Response comes back OpenAI-shape. In production the same request hits vLLM / TGI / TRT-LLM / SGLang on real GPUs.

Terminal window
kubectl delete workflowrun llama-3.1-70b-instruct

The operator cancels the workflow → the workflow triggers helm uninstall via compensation → kubectl get pods shows the release being removed.

  • Use asciinema rec kind-demo.cast — text terminal recording, tiny file, embeds anywhere.
  • Or QuickTime → New Screen Recording, cropped to iTerm window.
  • Speed up 2× in post — nobody wants to watch the helm install for real.
  • One take.
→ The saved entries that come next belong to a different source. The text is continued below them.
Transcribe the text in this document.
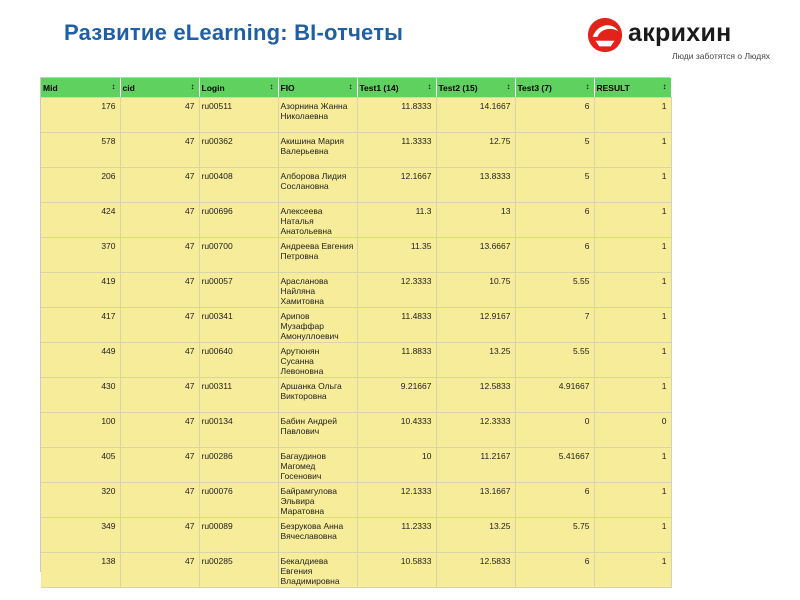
Развитие eLearning: BI-отчеты	акрихин
Люди заботятся о Людях
Mid ↕	cid ↕	Login ↕	FIO ↕	Test1 (14) ↕	Test2 (15) ↕	Test3 (7) ↕	RESULT ↕

176	47	ru00511	Азорнина Жанна Николаевна	11.8333	14.1667	6	1
578	47	ru00362	Акишина Мария Валерьевна	11.3333	12.75	5	1
206	47	ru00408	Алборова Лидия Сослановна	12.1667	13.8333	5	1
424	47	ru00696	Алексеева Наталья Анатольевна	11.3	13	6	1
370	47	ru00700	Андреева Евгения Петровна	11.35	13.6667	6	1
419	47	ru00057	Арасланова Найляна Хамитовна	12.3333	10.75	5.55	1
417	47	ru00341	Арипов Музаффар Амонуллоевич	11.4833	12.9167	7	1
449	47	ru00640	Арутюнян Сусанна Левоновна	11.8833	13.25	5.55	1
430	47	ru00311	Аршанка Ольга Викторовна	9.21667	12.5833	4.91667	1
100	47	ru00134	Бабин Андрей Павлович	10.4333	12.3333	0	0
405	47	ru00286	Багаудинов Магомед Госенович	10	11.2167	5.41667	1
320	47	ru00076	Байрамгулова Эльвира Маратовна	12.1333	13.1667	6	1
349	47	ru00089	Безрукова Анна Вячеславовна	11.2333	13.25	5.75	1
138	47	ru00285	Бекалдиева Евгения Владимировна	10.5833	12.5833	6	1
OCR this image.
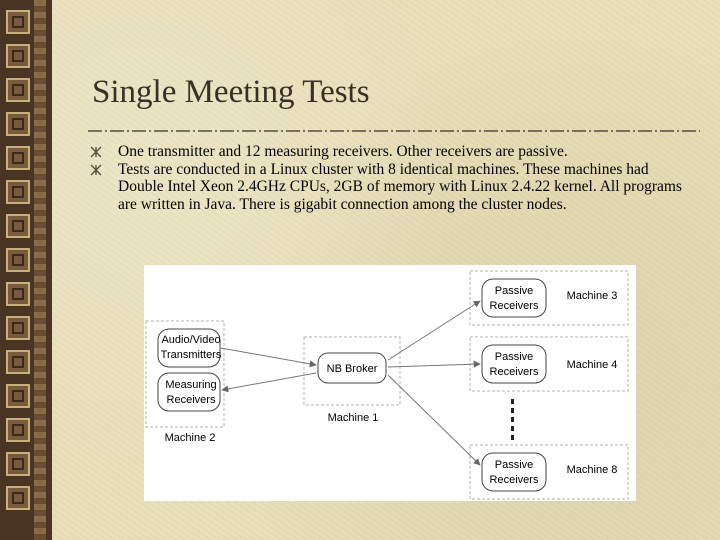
Single Meeting Tests
One transmitter and 12 measuring receivers. Other receivers are passive.
Tests are conducted in a Linux cluster with 8 identical machines. These machines had Double Intel Xeon 2.4GHz CPUs, 2GB of memory with Linux 2.4.22 kernel. All programs are written in Java. There is gigabit connection among the cluster nodes.
Audio/Video
Transmitters
Measuring
Receivers
Machine 2
NB Broker
Machine 1
Passive
Receivers
Machine 3
Passive
Receivers
Machine 4
Passive
Receivers
Machine 8
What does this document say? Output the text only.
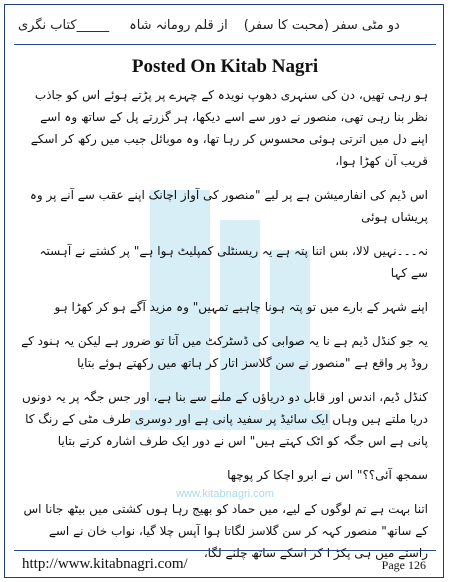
دو مٹی سفر (محبت کا سفر)
از قلم رومانہ شاہ
_____کتاب نگری
Posted On Kitab Nagri
www.kitabnagri.com

ہو رہی تھیں، دن کی سنہری دھوپ نویدہ کے چہرے پر پڑتے ہوئے اس کو جاذب نظر بنا رہی تھی، منصور نے دور سے اسے دیکھا، ہر گزرتے پل کے ساتھ وہ اسے اپنے دل میں اترتی ہوئی محسوس کر رہا تھا، وہ موبائل جیب میں رکھ کر اسکے قریب آن کھڑا ہوا،

اس ڈیم کی انفارمیشن ہے پر لیے "منصور کی آواز اچانک اپنے عقب سے آنے پر وہ پریشاں ہوئی

نہ۔۔۔نہیں لالا، بس اتنا پتہ ہے یہ ریسنٹلی کمپلیٹ ہوا ہے" پر کشتے نے آہستہ سے کہا

اپنے شہر کے بارے میں تو پتہ ہونا چاہیے تمہیں" وہ مزید آگے ہو کر کھڑا ہو

یہ جو کنڈل ڈیم ہے نا یہ صوابی کی ڈسٹرکٹ میں آتا تو ضرور ہے لیکن یہ ہنود کے روڈ پر واقع ہے "منصور نے سن گلاسز اتار کر ہاتھ میں رکھتے ہوئے بتایا

کنڈل ڈیم، اندس اور قابل دو دریاؤں کے ملنے سے بنا ہے، اور جس جگہ پر یہ دونوں دریا ملتے ہیں وہاں ایک سائیڈ پر سفید پانی ہے اور دوسری طرف مٹی کے رنگ کا پانی ہے اس جگہ کو اٹک کہتے ہیں" اس نے دور ایک طرف اشارہ کرتے بتایا

سمجھ آئی؟؟" اس نے ابرو اچکا کر پوچھا

اتنا بہت ہے تم لوگوں کے لیے، میں حماد کو بھیج رہا ہوں کشتی میں بیٹھ جانا اس کے ساتھ" منصور کہہ کر سن گلاسز لگاتا ہوا آپس چلا گیا، نواب خان نے اسے راستے میں ہی پکڑ ا کر اسکے ساتھ چلنے لگا،

http://www.kitabnagri.com/	Page 126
Rehearse once; imperfect > polished.
  1. “This is the deploy contract.” Show examples/llama-3.1-70b-instruct.yaml.
  2. “This is the operator watching it.” Flash plnt/operators/workflowrun_controller.py.
  3. “This is the saga that does the work.” Flash plnt/workflows/deploy_model.py, point at the 5-step try/except with compensation.
  4. “This is the runtime chart.” Show plnt/charts/vllm-runtime/templates/deployment.yaml, highlight the nvidia.com/gpu resource request.
  5. “Playground is at play.plnt.work.” Open it, chat with a real model.

Total demo run-time: 3–4 minutes. Rehearsed cold: 6 minutes.